たとえば中卒でニートの人が、25歳になってはたと、まったく畑の違う、仮に日本銀行に就職したい、と思い立ったとしたら。おそらく少なくない人が、こんなことをその人に暗に明に言うのではないでしょうか。

「へ? あなた仕事できるんですか? 本当にできる人はとっくに努力してきてますけど、大丈夫ですか? 学歴である程度のあなたの頑張りと実績がわかりますけど、うーんあなたがやれるようには思えない。何か力量を証明するものありますか?」

学歴社会とは平たく言えば、こうした主張に社会的なコンセンサスが生まれている状態です。それを私は肯定も否定もしていない点は繰り返しお伝えします。私自身の視座についてはさておき、ここでは、学歴がないと、「あなたが仕事ができるのかどうなのか、信用できない」と言われてしまうことに反論がしにくいのが学歴社会である点を頭に置いておきましょう。

さて、これの何が問題か? は次の問いに続きます。

不公平な「成功」への切符

次なる疑問。そもそもいまの仕事に水路づけた立役者は学歴ですが、その学歴を手にしたことは、本当に本人の努力と実力(能力)の賜物だと、言い切れるのだろうか? という点です。

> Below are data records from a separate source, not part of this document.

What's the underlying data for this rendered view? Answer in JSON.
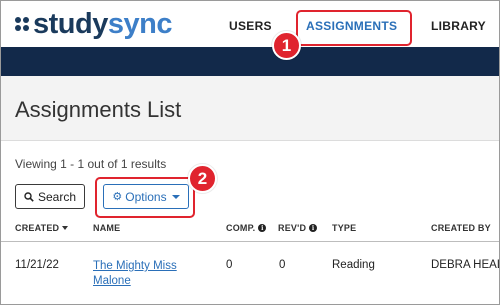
{
  "header": {
    "logo": {
      "part1": "study",
      "part2": "sync"
    },
    "nav": [
      {
        "label": "USERS"
      },
      {
        "label": "ASSIGNMENTS"
      },
      {
        "label": "LIBRARY"
      }
    ],
    "callouts": [
      "1",
      "2"
    ]
  },
  "page": {
    "title": "Assignments List",
    "viewing_text": "Viewing 1 - 1 out of 1 results"
  },
  "toolbar": {
    "search_label": "Search",
    "options_label": "Options"
  },
  "table": {
    "columns": [
      "CREATED",
      "NAME",
      "COMP.",
      "REV'D",
      "TYPE",
      "CREATED BY"
    ],
    "rows": [
      {
        "created": "11/21/22",
        "name": "The Mighty Miss Malone",
        "comp": "0",
        "revd": "0",
        "type": "Reading",
        "created_by": "DEBRA HEAL"
      }
    ]
  },
  "colors": {
    "brand_dark": "#1a3a5c",
    "brand_light": "#3d7fc8",
    "nav_bar": "#12294a",
    "link": "#2a6fb8",
    "callout": "#e0242e"
  },
  "icons": [
    "search-icon",
    "gear-icon",
    "caret-down-icon",
    "sort-caret-icon",
    "info-icon"
  ]
}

先の例の中卒で社会に出た人は、本人の希望で義務教育で学校と決別したという人もいれば、当然のことながら、事情により高校以上の学校教育を受けることができなかった場合も大いにありますよね。

学歴社会は、個人の自由意志で、未来のためにいま精一杯の努力をし、実力を磨くことがさも皆が「(やれば)できる」前提に見えますが、じつはここですでに、捨象された議論が隠れているわけです。

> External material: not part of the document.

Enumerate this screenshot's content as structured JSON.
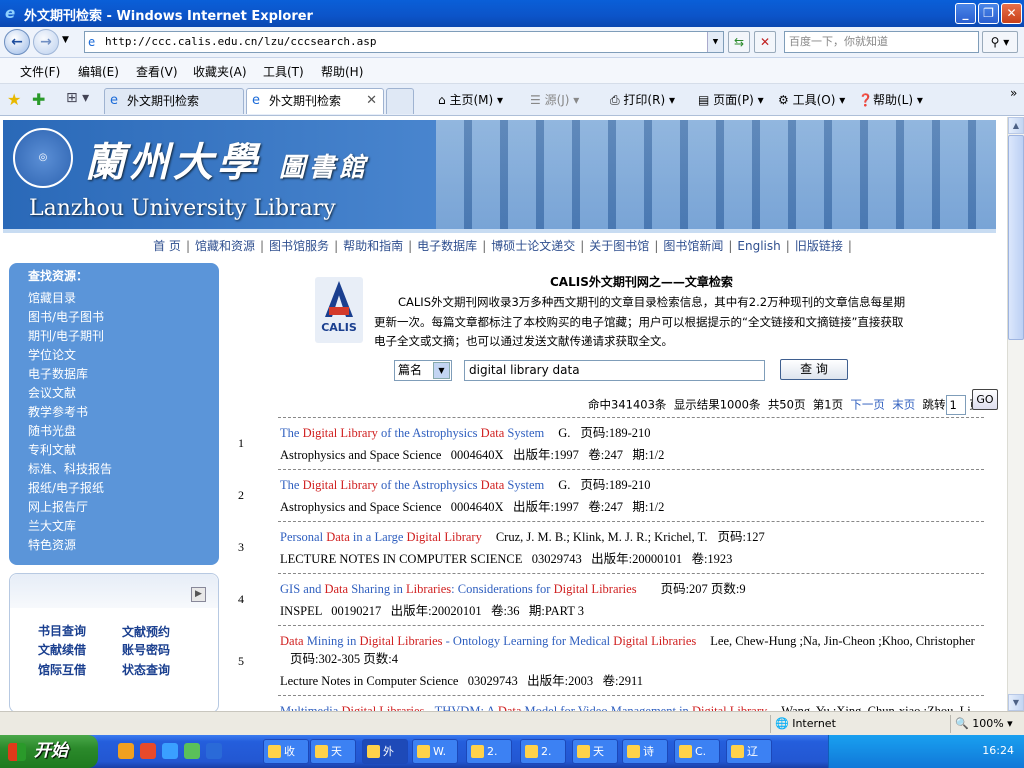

本人の自由意志、合理性が働かない、選択の余地がないケースもあるよね? と。なのに、いま「もらいの少ない人」は、子どものころからの継続的な努力と実力の研鑽が足りないのだから、仕方がない──そう切り捨てることは、やはり結果の不平等を放置する意味において不公平ではないか? という議論が学歴社会の学術的研究の一義です。

専門的な議論はぜひ当該の書籍や論文に当たっていただければと思います。ここでは、一般書として平易に骨子を描くことに注力しますと、

多くをもらう人は、過去からいまもずっと頑張ってきて実績を残している人である

──これを体現した学歴社会のもとでは、高い学歴を得られなかった人は、まさに努力と実力不足という判定がされてしかるべきと考えられるわけです。ですが先に述べたように、したくてもできない環境下にあることも十分に考えられるのです。